Tuesday, May 05, 2015

Nigerian and South African writers dominate Caine Prize 2015 shortlist

Ten years after Nigerian author Segun Afolabi won the 2005 Caine Prize for African Writing for his short story "Monday Morning", it was announced today that he is among the five writers shortlisted for this year's prize. The Prize is awarded for a short story of 3,000-10,000 words by an African writer published in English, whether in Africa or elsewhere.

The shortlist was announced by the chair of the Caine Prize judges, award-winning South African writer Zoë Wicomb, who described it as "an exciting crop of well-crafted stories." The winner of the £10,000 prize - now in its sixteenth year - will be announced at an award ceremony and dinner at the Weston Library, Bodleian Libraries, Oxford, on Monday 6 July. Each shortlisted candidate will receive a travel award and a prize of £500. 

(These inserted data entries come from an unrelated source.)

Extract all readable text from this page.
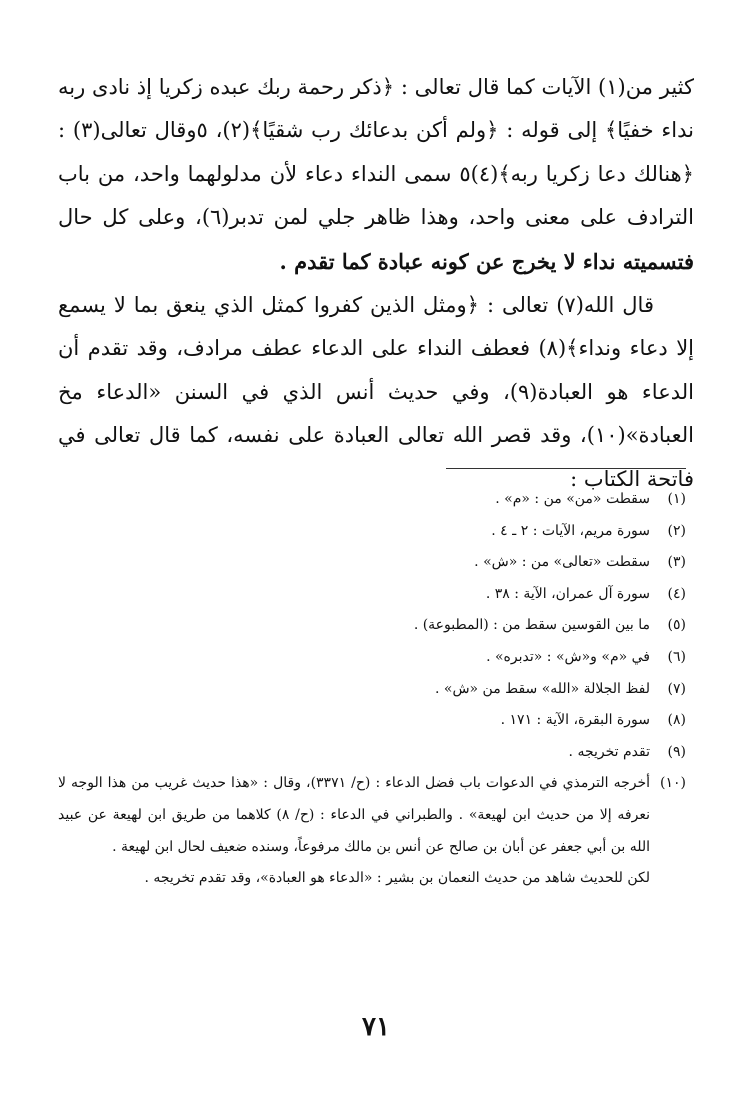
كثير من(١) الآيات كما قال تعالى : ﴿ذكر رحمة ربك عبده زكريا إذ نادى ربه نداء خفيًا﴾ إلى قوله : ﴿ولم أكن بدعائك رب شقيًا﴾(٢)، ٥وقال تعالى(٣) : ﴿هنالك دعا زكريا ربه﴾(٤)٥ سمى النداء دعاء لأن مدلولهما واحد، من باب الترادف على معنى واحد، وهذا ظاهر جلي لمن تدبر(٦)، وعلى كل حال فتسميته نداء لا يخرج عن كونه عبادة كما تقدم .

قال الله(٧) تعالى : ﴿ومثل الذين كفروا كمثل الذي ينعق بما لا يسمع إلا دعاء ونداء﴾(٨) فعطف النداء على الدعاء عطف مرادف، وقد تقدم أن الدعاء هو العبادة(٩)، وفي حديث أنس الذي في السنن «الدعاء مخ العبادة»(١٠)، وقد قصر الله تعالى العبادة على نفسه، كما قال تعالى في فاتحة الكتاب :

(١)

سقطت «من» من : «م» .

(٢)

سورة مريم، الآيات : ٢ ـ ٤ .

(٣)

سقطت «تعالى» من : «ش» .

(٤)

سورة آل عمران، الآية : ٣٨ .

(٥)

ما بين القوسين سقط من : (المطبوعة) .

(٦)

في «م» و«ش» : «تدبره» .

(٧)

لفظ الجلالة «الله» سقط من «ش» .

(٨)

سورة البقرة، الآية : ١٧١ .

(٩)

تقدم تخريجه .

(١٠)

أخرجه الترمذي في الدعوات باب فضل الدعاء : (ح/ ٣٣٧١)، وقال : «هذا حديث غريب من هذا الوجه لا نعرفه إلا من حديث ابن لهيعة» . والطبراني في الدعاء : (ح/ ٨) كلاهما من طريق ابن لهيعة عن عبيد الله بن أبي جعفر عن أبان بن صالح عن أنس بن مالك مرفوعاً، وسنده ضعيف لحال ابن لهيعة .

لكن للحديث شاهد من حديث النعمان بن بشير : «الدعاء هو العبادة»، وقد تقدم تخريجه .

٧١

Segun Afolabi ©Barney Jones


Afolabi is shortlisted for “The Folded Leaf” published by London-based Wasafiri magazine in 2014. Since winning the Caine Prize he has won further acclaim as a writer of both long and short fiction: his collection of short stories A Life Elsewherewas published in 2006 followed by the novel Goodbye Lucille in 2007.

Afolabi's fellow-Nigerian Elnathan John is shortlisted for “Flying” which appeared in 2014 in Per Contra, the international journal of the arts, literature and ideas, in 2014. John was first shortlisted for the Caine Prize in  2013, for “Bayan Layi".

Elnathan John

The strong record of Nigerian and South African writers in Caine Prize shortlists is maintained in the 2015, which includes two writers from each country. One of the South African writers is F. T. Kola, shortlisted for  “A Party for the Colonel” published by One Story magazine of Brooklyn, New York City in 2014.

 
F. T. Kola
The other South African, Masande Ntshanga, is shortlisted for “Space”, published in Twenty in 20 (Times Media, South Africa, 2014).

Masande Ntshanga ©Peg Skorpinski


The fifth shortlisted writer  is Namwali Serpell of Zambia, whose story “The Sack” was published in the anthology Africa39: New Writing from Africa South of the Sahara (Bloomsbury, London, 2014). Serpell was shortlisted for the Caine Pirze in 2010 for “Muzungu”.

Namwali Serpell

The judges for this year's Caine Prize are - in addition to the chair Zoë Wicomb - award-winning Indian novelist Neel Mukherjee; Zimbabwean novelist, short-story writer and 2004 Caine Prize winner Brian Chikwava; Assistant Professor of English at Georgetown Universit Cóilín Parsons, and Sudanese-British TV and radio journalist Zeinab Badawi.

Wicomb said:  "For all the variety of themes and approaches, the shortlist has in common a rootedness in socio-economic worlds that are pervaded with affect, as well as keen awareness of the ways in which the ethical is bound up with aesthetics. Unforgettable characters, drawn with insight and humour, inhabit works ranging from classical story structures to a haunting, enigmatic narrative that challenges the conventions of the genre."

Wicomb added, "Understatement and the unspoken prevail: hints of an orphan’s identity bring poignant understanding of his world; the reader is slowly and expertly guided to awareness of a narrator’s blindness; there is delicate allusion to homosexual love; a disfigured human body is encountered in relation to adolescent escapades; a nameless wife’s insecurities barely mask her understanding of injustice; and, we are given a flash of insight into dark passions that rise out of a surreal resistance culture."

 "Above all, these stories speak of the pleasure of reading fiction. It will be no easy task to settle on a winner."
The stories will be published in New Internationalist’s Caine Prize 2015 Anthology in July and through co-publishers across Africa, who receive a print ready PDF free of charge from New Internationalist. Last year's anthology is entitled  The Gonjon Pin and Other Stories: The Caine Prize for African Writing 2014.

In April 2015, twelve writers from eight African countries convened in Ghana as part of the Caine Prize’s writers’ workshop. During the workshop, the writers were expected to write short stories for the 2015 Caine Prize anthology. During the 13 days of the workshop the writers wrote, read and discussed work in progress under the mentorship of Leila Aboulela, the Sudanese author who won the inaugural Caine Prize in 2000, and has since become an internationally renowned author, and South African novelist and journalist Zukiswa Wanner.

The Caine Prize for African Writing is named in celebration of the late Sir Michael Caine, former Chairman of Booker plc, who was Chairman of the 'Africa 95' arts festival in Europe and Africa in 1995 and for nearly 25 years Chairman of the Booker Prize management committee.